Moneyball — Michael Lewis
This review is not for you if you:
a) Like baseball for its intricacies
b) Like the Oakland A’s
Feel free to stop reading now if you met any of the above criteria.
My first experience with this book, buying it, was a bad one. It was among the recommended industry reading, straight from my CEO, so I thought I’d give it a shot. I looked all over the business section and wandered the store noticing a few other titles that looked way more interesting including the infamous “Handbook for the Limbless” and the bestseller “The Romance of Cement.” When I finally found it it was in the Baseball section. Who knew that bookstores had baseball sections? Certainly not me. At this point that I knew this book was a bad idea. Baseball is, after all, the most boring sport ever invented. The only thing that could possibly be worse than sitting through an entire baseball game is READING about a baseball game.
Nevertheless, I had a plane ride home and needed to kill the time somehow.
300 pages later I can summarize the book in 4 sentences.
Statistics are a better indication of quality than isolated observations, which is why baseball scouting is flawed. Nobody in MLB wants to pay attention to statistics because they either aren’t running a business or they’re too stuck in their ways to let anything like a few measly numbers get in the way of their decisions. This creates market inefficiencies where players with good statistics are undervalued just because they don’t look good, and these inefficiencies can be exploited. Oh, and Billy Beane is the shit.

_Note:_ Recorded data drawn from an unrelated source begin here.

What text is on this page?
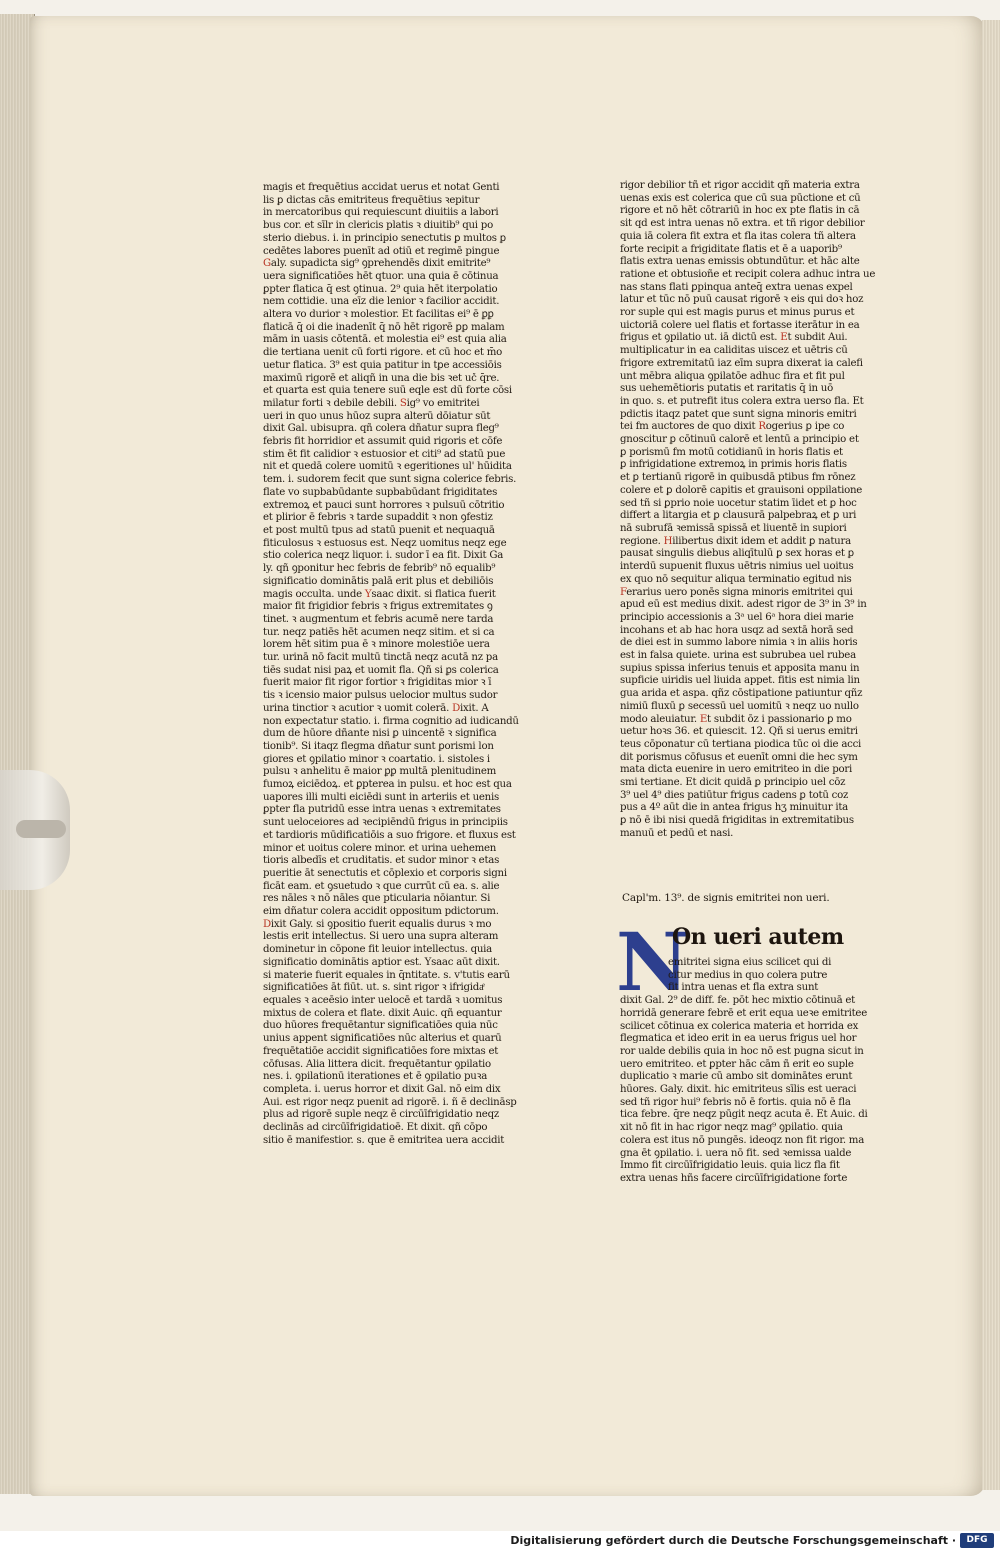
magis et frequētius accidat uerus et notat Genti
lis ꝑ dictas cās emitriteus frequētius ꝛepitur
in mercatoribus qui requiescunt diuitiis a labori
bus cor. et sīlr in clericis platis ꝛ diuitib⁹ qui po
sterio diebus. i. in principio senectutis ꝑ multos ꝑ
cedētes labores puenīt ad otiū et regimē pingue
Galy. supadicta sig⁹ ꝯprehendēs dixit emitrite⁹
uera significatiōes hēt qtuor. una quia ē cōtinua
ꝑpter flatica q̄ est ꝯtinua. 2⁹ quia hēt iterpolatio
nem cottidie. una eīz die lenior ꝛ facilior accidit.
altera vo durior ꝛ molestior. Et facilitas ei⁹ ē ꝑꝑ
flaticā q̄ oi die inadenīt q̄ nō hēt rigorē ꝑꝑ malam
mām in uasis cōtentā. et molestia ei⁹ est quia alia
die tertiana uenit cū forti rigore. et cū hoc et m̄o
uetur flatica. 3⁹ est quia patitur in tꝑe accessiōis
maximū rigorē et aliqñ in una die bis ꝛet uč q̄re.
et quarta est quia tenere suū eqle est dū forte cōsi
milatur forti ꝛ debile debili. Sig⁹ vo emitritei
ueri in quo unus hūoz supra alterū dōiatur sūt
dixit Gal. ubisupra. qñ colera dñatur supra fleg⁹
febris fit horridior et assumit quid rigoris et cōfe
stim ēt fit calidior ꝛ estuosior et citi⁹ ad statū pue
nit et quedā colere uomitū ꝛ egeritiones ul' hūidita
tem. i. sudorem fecit que sunt signa colerice febris.
flate vo supbabūdante supbabūdant frigiditates
extremoꝝ et pauci sunt horrores ꝛ pulsuū cōtritio
et plirior ē febris ꝛ tarde supaddit ꝛ non ꝯfestiz
et post multū tpus ad statū puenit et nequaquā
fiticulosus ꝛ estuosus est. Neqz uomitus neqz ege
stio colerica neqz liquor. i. sudor ī ea fit. Dixit Ga
ly. qñ ꝯponitur hec febris de febrib⁹ nō equalib⁹
significatio dominātis palā erit plus et debiliōis
magis occulta. unde Ysaac dixit. si flatica fuerit
maior fit frigidior febris ꝛ frigus extremitates ꝯ
tinet. ꝛ augmentum et febris acumē nere tarda
tur. neqz patiēs hēt acumen neqz sitim. et si ca
lorem hēt sitim pua ē ꝛ minore molestiōe uera
tur. urinā nō facit multū tinctā neqz acutā nz pa
tiēs sudat nisi paꝝ et uomit fla. Qñ si ꝑs colerica
fuerit maior fit rigor fortior ꝛ frigiditas mior ꝛ ī
tis ꝛ icensio maior pulsus uelocior multus sudor
urina tinctior ꝛ acutior ꝛ uomit colerā. Dixit. A
non expectatur statio. i. firma cognitio ad iudicandū
dum de hūore dñante nisi ꝑ uincentē ꝛ significa
tionib⁹. Si itaqz flegma dñatur sunt ꝑorismi lon
giores et ꝯpilatio minor ꝛ coartatio. i. sistoles i
pulsu ꝛ anhelitu ē maior ꝑꝑ multā plenitudinem
fumoꝝ eiciēdoꝝ. et ꝑpterea in pulsu. et hoc est qua
uapores illi multi eiciēdi sunt in arteriis et uenis
ꝑpter fla putridū esse intra uenas ꝛ extremitates
sunt ueloceiores ad ꝛecipiēndū frigus in principiis
et tardioris mūdificatiōis a suo frigore. et fluxus est
minor et uoitus colere minor. et urina uehemen
tioris albedīs et cruditatis. et sudor minor ꝛ etas
pueritie āt senectutis et cōplexio et corporis signi
ficāt eam. et ꝯsuetudo ꝛ que currūt cū ea. s. alie
res nāles ꝛ nō nāles que pticularia nōiantur. Si
eim dñatur colera accidit oppositum pdictorum.
Dixit Galy. si ꝯpositio fuerit equalis durus ꝛ mo
lestis erit intellectus. Si uero una supra alteram
dominetur in cōpone fit leuior intellectus. quia
significatio dominātis aptior est. Ysaac aūt dixit.
si materie fuerit equales in q̄ntitate. s. v'tutis earū
significatiōes āt fiūt. ut. s. sint rigor ꝛ ifrigidaͤ
equales ꝛ aceēsio inter uelocē et tardā ꝛ uomitus
mixtus de colera et flate. dixit Auic. qñ equantur
duo hūores frequētantur significatiōes quia nūc
unius appent significatiōes nūc alterius et quarū
frequētatiōe accidit significatiōes fore mixtas et
cōfusas. Alia littera dicit. frequētantur ꝯpilatio
nes. i. ꝯpilationū iterationes et ē ꝯpilatio puꝛa
completa. i. uerus horror et dixit Gal. nō eim dix
Aui. est rigor neqz puenit ad rigorē. i. ñ ē declināsp
plus ad rigorē suple neqz ē circūīfrigidatio neqz
declinās ad circūīfrigidatioē. Et dixit. qñ cōpo
sitio ē manifestior. s. que ē emitritea uera accidit
rigor debilior tñ et rigor accidit qñ materia extra
uenas exis est colerica que cū sua pūctione et cū
rigore et nō hēt cōtrariū in hoc ex pte flatis in cā
sit qd est intra uenas nō extra. et tñ rigor debilior
quia iā colera fit extra et fla itas colera tñ altera
forte recipit a frigiditate flatis et ē a uaporib⁹
flatis extra uenas emissis obtundūtur. et hāc alte
ratione et obtusioñe et recipit colera adhuc intra ue
nas stans flati ꝑpinqua anteq̄ extra uenas expel
latur et tūc nō puū causat rigorē ꝛ eis qui doꝛ hoz
ror suple qui est magis purus et minus purus et
uictoriā colere uel flatis et fortasse iterātur in ea
frigus et ꝯpilatio ut. iā dictū est. Et subdit Aui.
multiplicatur in ea caliditas uiscez et uētris cū
frigore extremitatū iaz eīm supra dixerat ia calefi
unt mēbra aliqua ꝯpilatōe adhuc fira et fit pul
sus uehemētioris putatis et raritatis q̄ in uō
in quo. s. et putrefit itus colera extra uerso fla. Et
pdictis itaqz patet que sunt signa minoris emitri
tei fm auctores de quo dixit Rogerius ꝑ ipe co
gnoscitur ꝑ cōtinuū calorē et lentū a principio et
ꝑ porismū fm motū cotidianū in horis flatis et
ꝑ infrigidatione extremoꝝ in primis horis flatis
et ꝑ tertianū rigorē in quibusdā ptibus fm rōnez
colere et ꝑ dolorē capitis et grauisoni oppilatione
sed tñ si ꝑprio noie uocetur statim īidet et ꝑ hoc
differt a litargia et ꝑ clausurā palpebraꝝ et ꝑ uri
nā subrufā ꝛemissā spissā et liuentē in supiori
regione. Hilibertus dixit idem et addit ꝑ natura
pausat singulis diebus aliqītulū ꝑ sex horas et ꝑ
interdū supuenit fluxus uētris nimius uel uoitus
ex quo nō sequitur aliqua terminatio egitud nis
Ferarius uero ponēs signa minoris emitritei qui
apud eū est medius dixit. adest rigor de 3⁹ in 3⁹ in
principio accessionis a 3ᵃ uel 6ᵃ hora diei marie
incohans et ab hac hora usqz ad sextā horā sed
de diei est in summo labore nimia ꝛ in aliis horis
est in falsa quiete. urina est subrubea uel rubea
supius spissa inferius tenuis et apposita manu in
supficie uiridis uel liuida appet. fitis est nimia lin
gua arida et aspa. qñz cōstipatione patiuntur qñz
nimiū fluxū ꝑ secessū uel uomitū ꝛ neqz uo nullo
modo aleuiatur. Et subdit ōz i passionario ꝑ mo
uetur hoꝛs 36. et quiescit. 12. Qñ si uerus emitri
teus cōponatur cū tertiana piodica tūc oi die acci
dit porismus cōfusus et euenīt omni die hec sym
mata dicta euenire in uero emitriteo in die pori
smi tertiane. Et dicit quidā ꝑ principio uel cōz
3⁹ uel 4⁹ dies patiūtur frigus cadens ꝑ totū coz
pus a 4º aūt die in antea frigus hʒ minuitur ita
ꝑ nō ē ibi nisi quedā frigiditas in extremitatibus
manuū et pedū et nasi.
Capl'm. 13⁹. de signis emitritei non ueri.
N
On ueri autem
emitritei signa eius scilicet qui di
citur medius in quo colera putre
fit intra uenas et fla extra sunt
dixit Gal. 2⁹ de diff. fe. pōt hec mixtio cōtinuā et
horridā generare febrē et erit equa ueꝛe emitritee
scilicet cōtinua ex colerica materia et horrida ex
flegmatica et ideo erit in ea uerus frigus uel hor
ror ualde debilis quia in hoc nō est pugna sicut in
uero emitriteo. et ꝑpter hāc cām ñ erit eo suple
duplicatio ꝛ marie cū ambo sit dominātes erunt
hūores. Galy. dixit. hic emitriteus sīlis est ueraci
sed tñ rigor hui⁹ febris nō ē fortis. quia nō ē fla
tica febre. q̄re neqz pūgit neqz acuta ē. Et Auic. di
xit nō fit in hac rigor neqz mag⁹ ꝯpilatio. quia
colera est itus nō pungēs. ideoqz non fit rigor. ma
gna ēt ꝯpilatio. i. uera nō fit. sed ꝛemissa ualde
Immo fit circūīfrigidatio leuis. quia licz fla fit
extra uenas hñs facere circūīfrigidatione forte
Digitalisierung gefördert durch die Deutsche Forschungsgemeinschaft ·	DFG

That was the book. Don’t bother reading it.
Obviously the important part here for my industry is that market inefficiencies can be detected through statistical analysis. That’s all well and good, except the analysis is only mentioned as abstract revelations that Ivy league graduates experience. Hardly revolutionary. Next up is Black Swan by Nassim Taleb, which looks more useful already, and I’ve just seen the cover.